Definition: A force majeure clause in a real estate contract refers to an unforeseen event or circumstance beyond the control of the parties involved, which prevents one or both from fulfilling their contractual obligations. These events typically include natural disasters, war, terrorism, pandemics, government actions, or other extreme situations that make performance impossible or impractical.

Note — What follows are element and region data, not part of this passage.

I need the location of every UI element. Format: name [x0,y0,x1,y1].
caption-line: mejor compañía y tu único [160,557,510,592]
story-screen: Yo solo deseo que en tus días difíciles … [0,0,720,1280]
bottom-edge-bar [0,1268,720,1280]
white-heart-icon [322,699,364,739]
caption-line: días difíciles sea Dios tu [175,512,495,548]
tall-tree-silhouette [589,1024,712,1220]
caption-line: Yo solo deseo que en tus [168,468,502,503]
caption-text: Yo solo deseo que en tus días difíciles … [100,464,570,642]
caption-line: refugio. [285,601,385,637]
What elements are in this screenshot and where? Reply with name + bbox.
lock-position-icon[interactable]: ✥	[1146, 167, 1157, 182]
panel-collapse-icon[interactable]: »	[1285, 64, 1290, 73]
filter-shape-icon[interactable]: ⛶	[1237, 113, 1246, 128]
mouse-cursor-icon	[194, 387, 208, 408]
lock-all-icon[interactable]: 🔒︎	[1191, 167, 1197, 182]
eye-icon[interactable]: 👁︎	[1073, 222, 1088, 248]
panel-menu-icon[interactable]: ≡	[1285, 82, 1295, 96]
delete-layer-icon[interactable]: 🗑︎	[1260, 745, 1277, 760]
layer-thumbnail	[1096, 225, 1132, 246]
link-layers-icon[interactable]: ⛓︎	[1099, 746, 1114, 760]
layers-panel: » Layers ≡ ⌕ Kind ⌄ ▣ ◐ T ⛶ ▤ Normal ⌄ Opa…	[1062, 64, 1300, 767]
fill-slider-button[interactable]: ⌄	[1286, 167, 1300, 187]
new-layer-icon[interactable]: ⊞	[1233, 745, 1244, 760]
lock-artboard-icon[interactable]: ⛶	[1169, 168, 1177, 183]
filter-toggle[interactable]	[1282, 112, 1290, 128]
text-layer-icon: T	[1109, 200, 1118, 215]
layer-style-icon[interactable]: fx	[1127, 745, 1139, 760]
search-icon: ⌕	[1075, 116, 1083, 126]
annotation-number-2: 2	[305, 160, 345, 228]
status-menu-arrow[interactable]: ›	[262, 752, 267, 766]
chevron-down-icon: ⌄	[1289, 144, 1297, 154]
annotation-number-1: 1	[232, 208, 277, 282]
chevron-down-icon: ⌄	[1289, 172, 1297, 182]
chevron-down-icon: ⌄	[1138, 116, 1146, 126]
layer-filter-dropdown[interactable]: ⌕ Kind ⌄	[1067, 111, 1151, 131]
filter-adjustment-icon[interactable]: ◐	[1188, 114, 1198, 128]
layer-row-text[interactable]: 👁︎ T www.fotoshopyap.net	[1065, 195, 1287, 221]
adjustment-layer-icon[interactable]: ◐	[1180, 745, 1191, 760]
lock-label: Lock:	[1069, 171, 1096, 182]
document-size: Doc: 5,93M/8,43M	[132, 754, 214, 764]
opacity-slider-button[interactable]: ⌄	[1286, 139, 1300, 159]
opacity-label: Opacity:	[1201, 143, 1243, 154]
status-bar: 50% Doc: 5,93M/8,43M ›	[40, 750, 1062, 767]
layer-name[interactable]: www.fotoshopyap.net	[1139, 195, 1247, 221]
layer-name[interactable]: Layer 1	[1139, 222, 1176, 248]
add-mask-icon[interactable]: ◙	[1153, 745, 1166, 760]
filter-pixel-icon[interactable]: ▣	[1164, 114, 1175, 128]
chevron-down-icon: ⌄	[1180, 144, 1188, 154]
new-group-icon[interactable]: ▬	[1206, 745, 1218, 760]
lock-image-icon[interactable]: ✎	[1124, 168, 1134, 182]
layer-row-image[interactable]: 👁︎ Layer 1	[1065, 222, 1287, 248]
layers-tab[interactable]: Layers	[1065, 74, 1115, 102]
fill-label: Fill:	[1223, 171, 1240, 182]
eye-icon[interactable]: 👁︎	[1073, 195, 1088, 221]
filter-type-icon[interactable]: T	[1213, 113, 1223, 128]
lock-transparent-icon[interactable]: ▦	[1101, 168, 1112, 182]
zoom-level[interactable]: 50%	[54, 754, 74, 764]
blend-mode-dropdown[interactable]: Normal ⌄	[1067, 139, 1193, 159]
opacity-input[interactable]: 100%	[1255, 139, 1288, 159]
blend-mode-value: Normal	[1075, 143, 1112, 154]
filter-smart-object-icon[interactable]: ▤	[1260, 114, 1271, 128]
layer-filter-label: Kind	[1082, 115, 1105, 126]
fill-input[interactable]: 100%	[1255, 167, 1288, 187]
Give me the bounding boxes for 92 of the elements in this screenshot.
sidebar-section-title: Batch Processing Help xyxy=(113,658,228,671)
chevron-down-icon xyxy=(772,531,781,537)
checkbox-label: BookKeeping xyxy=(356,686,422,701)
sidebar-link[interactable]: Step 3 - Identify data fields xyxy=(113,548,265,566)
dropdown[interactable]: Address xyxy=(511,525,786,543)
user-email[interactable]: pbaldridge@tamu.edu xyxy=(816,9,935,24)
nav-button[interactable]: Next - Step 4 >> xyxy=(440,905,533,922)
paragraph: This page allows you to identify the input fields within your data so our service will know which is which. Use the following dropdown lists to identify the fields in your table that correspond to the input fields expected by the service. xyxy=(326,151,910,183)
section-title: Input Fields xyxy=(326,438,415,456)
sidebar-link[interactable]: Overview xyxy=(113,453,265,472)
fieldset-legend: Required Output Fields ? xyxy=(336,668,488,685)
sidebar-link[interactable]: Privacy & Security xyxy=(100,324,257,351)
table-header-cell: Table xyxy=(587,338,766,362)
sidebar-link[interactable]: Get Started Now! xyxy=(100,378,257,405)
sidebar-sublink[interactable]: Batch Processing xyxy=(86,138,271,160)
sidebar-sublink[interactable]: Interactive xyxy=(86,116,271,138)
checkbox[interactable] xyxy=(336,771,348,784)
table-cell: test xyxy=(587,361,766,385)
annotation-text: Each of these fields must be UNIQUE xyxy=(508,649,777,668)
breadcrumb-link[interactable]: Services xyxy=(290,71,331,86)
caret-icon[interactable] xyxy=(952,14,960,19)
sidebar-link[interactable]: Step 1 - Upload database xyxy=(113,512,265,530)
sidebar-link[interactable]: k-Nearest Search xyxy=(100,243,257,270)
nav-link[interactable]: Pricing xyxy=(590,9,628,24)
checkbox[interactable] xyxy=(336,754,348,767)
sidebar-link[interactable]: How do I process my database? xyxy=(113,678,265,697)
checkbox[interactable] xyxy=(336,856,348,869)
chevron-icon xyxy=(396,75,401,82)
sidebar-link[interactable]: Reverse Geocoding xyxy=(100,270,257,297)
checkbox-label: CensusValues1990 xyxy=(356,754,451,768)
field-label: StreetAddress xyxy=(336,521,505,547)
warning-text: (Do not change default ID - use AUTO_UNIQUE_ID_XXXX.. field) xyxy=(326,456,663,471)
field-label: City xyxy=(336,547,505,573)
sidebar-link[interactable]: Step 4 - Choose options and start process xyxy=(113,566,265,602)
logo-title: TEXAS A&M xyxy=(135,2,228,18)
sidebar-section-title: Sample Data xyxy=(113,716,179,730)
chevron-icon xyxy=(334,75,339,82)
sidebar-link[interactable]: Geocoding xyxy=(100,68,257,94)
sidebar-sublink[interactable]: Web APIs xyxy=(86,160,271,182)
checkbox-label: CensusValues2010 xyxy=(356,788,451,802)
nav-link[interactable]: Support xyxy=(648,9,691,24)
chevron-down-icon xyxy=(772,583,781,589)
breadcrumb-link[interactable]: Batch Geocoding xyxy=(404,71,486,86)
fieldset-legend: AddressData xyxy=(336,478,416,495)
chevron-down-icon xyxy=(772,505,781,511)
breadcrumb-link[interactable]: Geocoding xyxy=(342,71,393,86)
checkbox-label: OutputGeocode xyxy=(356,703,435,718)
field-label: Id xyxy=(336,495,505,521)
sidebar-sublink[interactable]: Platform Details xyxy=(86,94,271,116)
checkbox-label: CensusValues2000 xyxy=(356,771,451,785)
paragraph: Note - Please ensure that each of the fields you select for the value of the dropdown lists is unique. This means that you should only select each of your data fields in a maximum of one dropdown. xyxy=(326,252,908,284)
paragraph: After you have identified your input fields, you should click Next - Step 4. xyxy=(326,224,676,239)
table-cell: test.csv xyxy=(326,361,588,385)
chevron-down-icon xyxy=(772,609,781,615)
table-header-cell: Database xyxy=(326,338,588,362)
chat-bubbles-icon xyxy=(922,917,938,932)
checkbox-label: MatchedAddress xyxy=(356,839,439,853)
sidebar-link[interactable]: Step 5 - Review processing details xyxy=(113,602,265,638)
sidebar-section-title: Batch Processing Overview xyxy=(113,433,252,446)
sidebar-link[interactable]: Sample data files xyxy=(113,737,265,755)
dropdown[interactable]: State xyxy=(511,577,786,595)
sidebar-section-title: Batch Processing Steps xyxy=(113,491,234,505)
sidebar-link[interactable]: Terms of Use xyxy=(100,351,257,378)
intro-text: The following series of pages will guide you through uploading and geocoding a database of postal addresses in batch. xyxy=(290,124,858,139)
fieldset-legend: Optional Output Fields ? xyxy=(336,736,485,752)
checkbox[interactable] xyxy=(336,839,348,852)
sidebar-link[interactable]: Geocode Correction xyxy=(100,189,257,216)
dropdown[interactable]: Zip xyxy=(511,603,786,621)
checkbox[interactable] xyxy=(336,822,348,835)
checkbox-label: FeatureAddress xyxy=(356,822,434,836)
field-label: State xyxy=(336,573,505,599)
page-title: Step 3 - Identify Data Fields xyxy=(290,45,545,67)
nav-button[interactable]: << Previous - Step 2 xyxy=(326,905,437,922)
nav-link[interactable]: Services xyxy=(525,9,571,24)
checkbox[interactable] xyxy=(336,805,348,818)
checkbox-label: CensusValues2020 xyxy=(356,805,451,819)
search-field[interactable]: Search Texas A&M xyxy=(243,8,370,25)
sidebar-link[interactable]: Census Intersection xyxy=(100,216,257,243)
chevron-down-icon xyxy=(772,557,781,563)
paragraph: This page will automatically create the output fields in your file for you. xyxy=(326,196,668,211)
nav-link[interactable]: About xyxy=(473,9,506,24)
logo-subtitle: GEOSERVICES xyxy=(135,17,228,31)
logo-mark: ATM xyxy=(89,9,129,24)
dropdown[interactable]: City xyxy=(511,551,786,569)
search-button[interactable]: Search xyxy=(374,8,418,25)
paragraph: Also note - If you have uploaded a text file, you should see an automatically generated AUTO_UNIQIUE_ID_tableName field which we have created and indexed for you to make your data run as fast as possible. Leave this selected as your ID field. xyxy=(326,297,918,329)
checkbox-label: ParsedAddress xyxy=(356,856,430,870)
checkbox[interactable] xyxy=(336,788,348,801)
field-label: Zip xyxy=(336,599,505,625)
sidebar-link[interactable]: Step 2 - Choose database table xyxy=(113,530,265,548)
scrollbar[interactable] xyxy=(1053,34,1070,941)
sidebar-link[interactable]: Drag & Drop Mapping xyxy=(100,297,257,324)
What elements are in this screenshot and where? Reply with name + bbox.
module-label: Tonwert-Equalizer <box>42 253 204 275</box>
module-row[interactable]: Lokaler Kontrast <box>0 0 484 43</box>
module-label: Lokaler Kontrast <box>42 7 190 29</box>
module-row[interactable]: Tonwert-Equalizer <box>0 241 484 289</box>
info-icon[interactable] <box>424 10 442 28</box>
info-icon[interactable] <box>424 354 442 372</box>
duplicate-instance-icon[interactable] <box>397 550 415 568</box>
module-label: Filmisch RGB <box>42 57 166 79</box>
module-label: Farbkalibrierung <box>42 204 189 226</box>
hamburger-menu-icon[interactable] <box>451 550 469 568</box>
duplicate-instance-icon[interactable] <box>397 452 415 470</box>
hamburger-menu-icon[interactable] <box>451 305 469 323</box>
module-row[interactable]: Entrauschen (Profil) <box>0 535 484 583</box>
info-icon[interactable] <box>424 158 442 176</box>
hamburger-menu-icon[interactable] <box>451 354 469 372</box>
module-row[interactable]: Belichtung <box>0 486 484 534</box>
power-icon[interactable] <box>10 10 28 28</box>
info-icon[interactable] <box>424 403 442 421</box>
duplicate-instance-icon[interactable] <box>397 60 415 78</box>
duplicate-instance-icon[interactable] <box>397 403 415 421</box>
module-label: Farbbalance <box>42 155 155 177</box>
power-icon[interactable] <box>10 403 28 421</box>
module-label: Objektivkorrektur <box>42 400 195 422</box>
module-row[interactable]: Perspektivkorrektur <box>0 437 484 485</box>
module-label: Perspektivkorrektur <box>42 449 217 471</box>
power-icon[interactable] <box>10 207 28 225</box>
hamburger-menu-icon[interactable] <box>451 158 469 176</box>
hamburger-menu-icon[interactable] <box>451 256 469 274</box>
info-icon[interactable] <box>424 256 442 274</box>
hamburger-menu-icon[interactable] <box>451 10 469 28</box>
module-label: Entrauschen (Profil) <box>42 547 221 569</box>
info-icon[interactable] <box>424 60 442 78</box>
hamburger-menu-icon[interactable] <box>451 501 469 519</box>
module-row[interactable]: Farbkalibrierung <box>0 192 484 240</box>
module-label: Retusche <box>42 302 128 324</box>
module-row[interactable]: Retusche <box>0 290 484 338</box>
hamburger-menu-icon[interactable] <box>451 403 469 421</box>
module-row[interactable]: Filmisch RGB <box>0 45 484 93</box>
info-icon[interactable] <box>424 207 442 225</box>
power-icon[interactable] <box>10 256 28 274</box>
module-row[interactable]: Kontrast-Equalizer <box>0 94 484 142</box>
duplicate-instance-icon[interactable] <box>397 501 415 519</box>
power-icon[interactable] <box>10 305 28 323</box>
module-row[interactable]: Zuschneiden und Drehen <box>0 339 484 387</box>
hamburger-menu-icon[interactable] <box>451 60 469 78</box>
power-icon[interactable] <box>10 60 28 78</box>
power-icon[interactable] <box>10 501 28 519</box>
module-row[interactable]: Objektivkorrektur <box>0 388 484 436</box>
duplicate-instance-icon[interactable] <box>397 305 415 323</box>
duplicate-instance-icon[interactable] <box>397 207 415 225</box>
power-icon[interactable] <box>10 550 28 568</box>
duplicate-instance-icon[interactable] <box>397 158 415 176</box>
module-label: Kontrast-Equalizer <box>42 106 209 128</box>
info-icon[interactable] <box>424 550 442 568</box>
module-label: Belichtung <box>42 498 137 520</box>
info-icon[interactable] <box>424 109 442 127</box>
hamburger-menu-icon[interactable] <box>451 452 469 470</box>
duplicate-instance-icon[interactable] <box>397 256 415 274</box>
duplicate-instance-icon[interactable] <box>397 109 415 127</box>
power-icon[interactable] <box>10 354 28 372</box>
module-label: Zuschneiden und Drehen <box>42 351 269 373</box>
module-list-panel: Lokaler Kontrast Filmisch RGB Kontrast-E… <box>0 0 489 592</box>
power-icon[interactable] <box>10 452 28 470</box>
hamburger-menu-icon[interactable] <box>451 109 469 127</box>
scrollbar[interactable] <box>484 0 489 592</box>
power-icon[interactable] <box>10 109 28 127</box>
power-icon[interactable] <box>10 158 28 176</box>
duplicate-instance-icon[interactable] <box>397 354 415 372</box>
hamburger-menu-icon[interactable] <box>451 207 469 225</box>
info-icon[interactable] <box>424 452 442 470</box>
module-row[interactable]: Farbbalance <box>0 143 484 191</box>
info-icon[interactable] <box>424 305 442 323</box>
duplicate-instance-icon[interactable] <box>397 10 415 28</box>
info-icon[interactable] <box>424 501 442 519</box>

Explanation: In real estate transactions, a force majeure clause protects both buyers and sellers when unexpected events disrupt the process. This provision allows for contract extensions, modifications, or even cancellations without penalties in situations where proceeding with the transaction becomes impossible. Lenders, title companies, and other parties involved in the home-buying process may also invoke force majeure in times of widespread economic or operational disruptions. However, not all real estate contracts automatically include this clause, so buyers and sellers should review their agreements carefully.

Example: Suppose a hurricane strikes a city where a home purchase is in progress, making it impossible for inspectors, appraisers, or title companies to complete their required steps before the contract deadline. If a force majeure clause is included in the contract, the closing may be extended until normal operations resume. Similarly, during the COVID-19 pandemic, many real estate transactions were delayed due to government restrictions, leading to the activation of force majeure clauses that allowed parties additional time to fulfill their obligations.